Algumas pesquisas sobre crack o ajudaram. Os delírios de Benicio Del Toro em Coisas que Perdemos Pelo Caminho (2007) até serviram como inspiração para extrair um caco ou outro. Mas Denise Saraceni, diretora do folhetim, foi quem lhe apontou o caminho. A ida desesperada até a boca de fumo, o olhar de dependência, o comportamento agressivo em busca de dinheiro, tudo foi trabalhado. “Além de um psiquiatra, tive acompanhamento de uma preparadora corporal e uma outra de texto”, diz Cauã. Tudo gerenciado por Denise Saraceni.

A sequência de cenas foi pesada. Danilo discutiu com o irmão, roubou a mãe, sofreu ameaças na Cracolândia e apanhou do pai. Dele, inclusive, escutou um dos discursos mais contundentes da trama: “Eu tenho vergonha de você, desaparece, Danilo! E morre longe daqui, porque nem dinheiro pro teu enterro eu vou dar.”

Insônia
A rotina de Cauã andava tensa. Até para dormir o ator encontrava dificuldades. A mulher, Grazi Massafera, preparava um banho de sal grosso, o convidava para ir ao cinema, ele tentava se distrair nas páginas da biografia da família Gracie (de jiu-jitsu), mas Danilo Gouveia não saía de sua cabeça. “Já tive muitos pesadelos com o Danilo.”

Nas ruas, Cauã começou a colher os frutos de um personagem fora do universo dos bonitões. De ex-dependentes químicos, recebeu elogios. De vovós noveleiras, conselhos para largar as drogas.

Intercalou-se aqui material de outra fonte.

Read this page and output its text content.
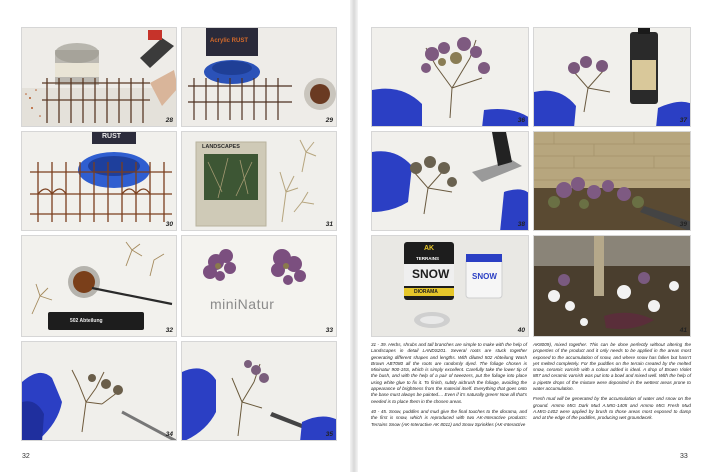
28
Acrylic RUST
29
RUST
30
LANDSCAPES
31
502 Abteilung
32
miniNatur
33
34	35
32
36	37
38	39
AK
TERRAINS
SNOW
DIORAMA
SNOW
40	41

31 - 39. Herbs, shrubs and tall branches are simple to make with the help of Landscapes in detail LANDS201. Several roots are stuck together generating different shapes and lengths. With diluted 502 Abteilung Wash Brown ABT080 all the roots are randomly dyed. The foliage chosen is Mininatur 900-15S, which is simply excellent. Carefully take the lower tip of the bush, and with the help of a pair of tweezers, put the foliage into place using white glue to fix it. To finish, subtly airbrush the foliage, avoiding the appearance of brightness from the material itself. Everything that goes onto the base must always be painted.... Even if it's naturally green! Now all that's needed is to place them in the chosen areas.

40 - 45. Snow, puddles and mud give the final touches to the diorama, and the first is snow, which is reproduced with two AK-Interactive products: Terrains Snow (AK-Interactive AK 8011) and Snow Sprinkles (AK-Interactive

AK8009), mixed together. This can be done perfectly without altering the properties of the product and it only needs to be applied in the areas most exposed to the accumulation of snow, and where snow has fallen but hasn't yet melted completely. For the puddles on the terrain created by the melted snow, ceramic varnish with a colour added is ideal. A drop of Brown Violet 887 and ceramic varnish was put into a bowl and mixed well. With the help of a pipette drops of the mixture were deposited in the wettest areas prone to water accumulation.

Fresh mud will be generated by the accumulation of water and snow on the ground. Ammo MIG Dark Mud A.MIG-1405 and Ammo MIG Fresh Mud A.MIG-1402 were applied by brush to those areas most exposed to damp and at the edge of the puddles, producing wet groundwork.

33
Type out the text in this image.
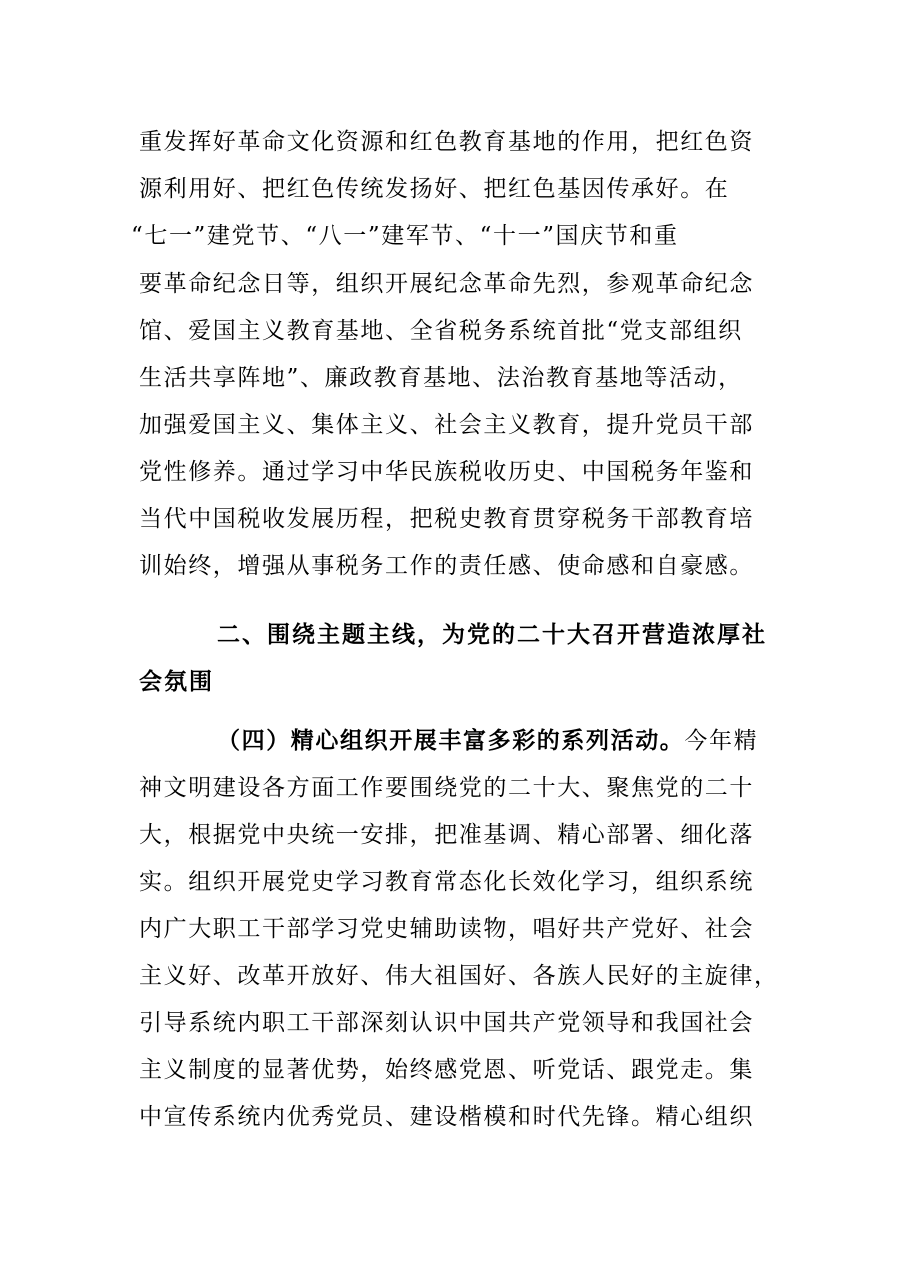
重发挥好革命文化资源和红色教育基地的作用，把红色资
源利用好、把红色传统发扬好、把红色基因传承好。在
“七一”建党节、“八一”建军节、“十一”国庆节和重
要革命纪念日等，组织开展纪念革命先烈，参观革命纪念
馆、爱国主义教育基地、全省税务系统首批“党支部组织
生活共享阵地”、廉政教育基地、法治教育基地等活动，
加强爱国主义、集体主义、社会主义教育，提升党员干部
党性修养。通过学习中华民族税收历史、中国税务年鉴和
当代中国税收发展历程，把税史教育贯穿税务干部教育培
训始终，增强从事税务工作的责任感、使命感和自豪感。
二、围绕主题主线，为党的二十大召开营造浓厚社
会氛围
（四）精心组织开展丰富多彩的系列活动。今年精
神文明建设各方面工作要围绕党的二十大、聚焦党的二十
大，根据党中央统一安排，把准基调、精心部署、细化落
实。组织开展党史学习教育常态化长效化学习，组织系统
内广大职工干部学习党史辅助读物，唱好共产党好、社会
主义好、改革开放好、伟大祖国好、各族人民好的主旋律，
引导系统内职工干部深刻认识中国共产党领导和我国社会
主义制度的显著优势，始终感党恩、听党话、跟党走。集
中宣传系统内优秀党员、建设楷模和时代先锋。精心组织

A Prefeitura de São Paulo mandou carta endereçada ao autor Silvio de Abreu parabenizando a retratação do crack. Mas no embalo desse sucesso, Cauã teve de fazer um pouso forçado. Após uma cirurgia de emergência no quadril – motivada por uma lesão semelhante à do tenista Gustavo Kuerten – ele ficou 35 dias longe de Passione.

Junto de Grazi, porém, continuou acompanhando o folhetim. Tem até palpite sobre o assassinato de Saulo (Werner Schünemann), pai de Danilo. “Achamos que o assassino foi o Arthurzinho (Julio Andrade).” Nas sessões de fisioterapia, aproveitou para ler mais sobre o crack. “Tive de estudar mais porque isso sempre foi muito longe da minha realidade. Quando adolescente até experimentei maconha, mas não fiz daquilo minha história.”

Futuro promissor
Ainda em dedicação ao personagem, Cauã deixou as unhas crescerem, a barba por fazer e o cabelo encaracolar. E é com essa aparência descuidada que ele ressurge hoje em Passione, no capítulo em que será encontrado pelo tio Gerson (Marcello Antony), debaixo de um viaduto.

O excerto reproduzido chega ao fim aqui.